If you used the Microsoft-signed or Python Software Foundation-signed Python binaries, maybe it doesn't trip the Defender alarm, same thing if you used older versions of Python or PyInstaller. 3.12.4 only came out on the 6th.
Yup, it works mostly but not regularly. Did it for a few years for a cross platform proprietary PyQt app with Pyinstaller. Signing helped a lot but the release process was still to submit the binary to a website that checks with most known antivirus software just to be more certain we didn't ship a dud for most windows users. Interestingly, sometimes a rebuild fixed the issue facepalm..
This is reason enough not to use either windows or macos. Calling these programs malicious is an outright lie.
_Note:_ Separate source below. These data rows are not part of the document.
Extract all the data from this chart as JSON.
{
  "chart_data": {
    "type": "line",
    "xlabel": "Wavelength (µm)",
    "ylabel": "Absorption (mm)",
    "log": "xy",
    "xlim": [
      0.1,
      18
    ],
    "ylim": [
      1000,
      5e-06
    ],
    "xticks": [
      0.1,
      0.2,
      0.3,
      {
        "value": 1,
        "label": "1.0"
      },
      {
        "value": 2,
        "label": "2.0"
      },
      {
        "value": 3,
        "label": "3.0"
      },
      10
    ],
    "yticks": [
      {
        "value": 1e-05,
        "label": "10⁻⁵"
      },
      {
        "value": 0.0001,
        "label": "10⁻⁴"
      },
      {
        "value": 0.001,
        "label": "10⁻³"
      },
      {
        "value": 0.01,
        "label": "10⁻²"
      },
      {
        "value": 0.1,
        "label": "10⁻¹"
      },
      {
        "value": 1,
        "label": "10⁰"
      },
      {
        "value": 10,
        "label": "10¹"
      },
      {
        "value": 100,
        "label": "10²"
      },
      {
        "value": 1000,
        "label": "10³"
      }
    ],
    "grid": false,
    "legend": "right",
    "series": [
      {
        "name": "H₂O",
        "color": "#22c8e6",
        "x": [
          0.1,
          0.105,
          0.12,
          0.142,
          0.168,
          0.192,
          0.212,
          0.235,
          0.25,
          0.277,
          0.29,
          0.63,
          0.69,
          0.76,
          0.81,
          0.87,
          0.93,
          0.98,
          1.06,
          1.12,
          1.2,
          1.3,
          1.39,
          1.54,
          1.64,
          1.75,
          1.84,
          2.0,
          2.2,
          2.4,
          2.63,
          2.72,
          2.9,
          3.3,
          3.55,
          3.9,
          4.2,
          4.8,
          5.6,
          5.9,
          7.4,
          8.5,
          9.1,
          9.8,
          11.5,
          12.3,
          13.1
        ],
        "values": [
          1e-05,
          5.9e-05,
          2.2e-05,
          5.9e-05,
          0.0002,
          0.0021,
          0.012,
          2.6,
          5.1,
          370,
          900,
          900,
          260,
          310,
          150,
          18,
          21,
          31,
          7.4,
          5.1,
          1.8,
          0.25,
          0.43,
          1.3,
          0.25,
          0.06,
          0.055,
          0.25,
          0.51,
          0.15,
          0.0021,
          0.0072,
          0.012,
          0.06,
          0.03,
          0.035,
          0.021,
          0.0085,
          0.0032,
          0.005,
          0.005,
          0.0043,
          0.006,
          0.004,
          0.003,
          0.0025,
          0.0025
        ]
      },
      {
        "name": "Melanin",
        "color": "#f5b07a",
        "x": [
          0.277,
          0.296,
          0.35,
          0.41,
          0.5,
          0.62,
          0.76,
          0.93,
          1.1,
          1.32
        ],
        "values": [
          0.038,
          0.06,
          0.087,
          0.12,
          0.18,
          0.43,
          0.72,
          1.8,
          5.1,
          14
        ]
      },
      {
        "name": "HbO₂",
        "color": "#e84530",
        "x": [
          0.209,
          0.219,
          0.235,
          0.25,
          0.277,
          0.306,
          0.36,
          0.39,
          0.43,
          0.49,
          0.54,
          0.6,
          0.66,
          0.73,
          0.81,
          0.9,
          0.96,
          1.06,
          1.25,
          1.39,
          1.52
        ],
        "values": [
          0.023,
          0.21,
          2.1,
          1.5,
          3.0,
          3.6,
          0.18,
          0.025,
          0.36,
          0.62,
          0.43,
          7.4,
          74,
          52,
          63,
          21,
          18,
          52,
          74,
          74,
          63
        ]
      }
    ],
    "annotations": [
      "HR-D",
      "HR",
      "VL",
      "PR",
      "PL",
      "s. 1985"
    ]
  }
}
They have not proven this. At most, they can say the program is untrusted or unverified. But calling it malicious is a falsehood and therefore a breach of trust.
MS Defender _is_ malware. Avoid at all costs. /s
To be fair to Windows Defender, a PyInstaller binary does look like malware. If it didn’t do this out of the box, it would become a standard way for malware to be distributed very quickly. Unfortunately for every person trying compile or run a valid python program from the net on a Windows PC, there’s a 1000 malware/Trojan instances trying to infect one.
Ideally code signing / validation would be cheaper
https://www.reddit.com/r/learnpython/comments/e99bhe/comment...
This goes beyond just Python apps. The signing procedures to get past Windows SmartScreen require you to buy certificates and or deeply integrate with the golden path of Windows development. Stray from the Microsoft approved path that and all your users will get a nice scary warning. Part of it is justified by security concerns, but there is a bitter taste of major OSs pushing "the" way to develop.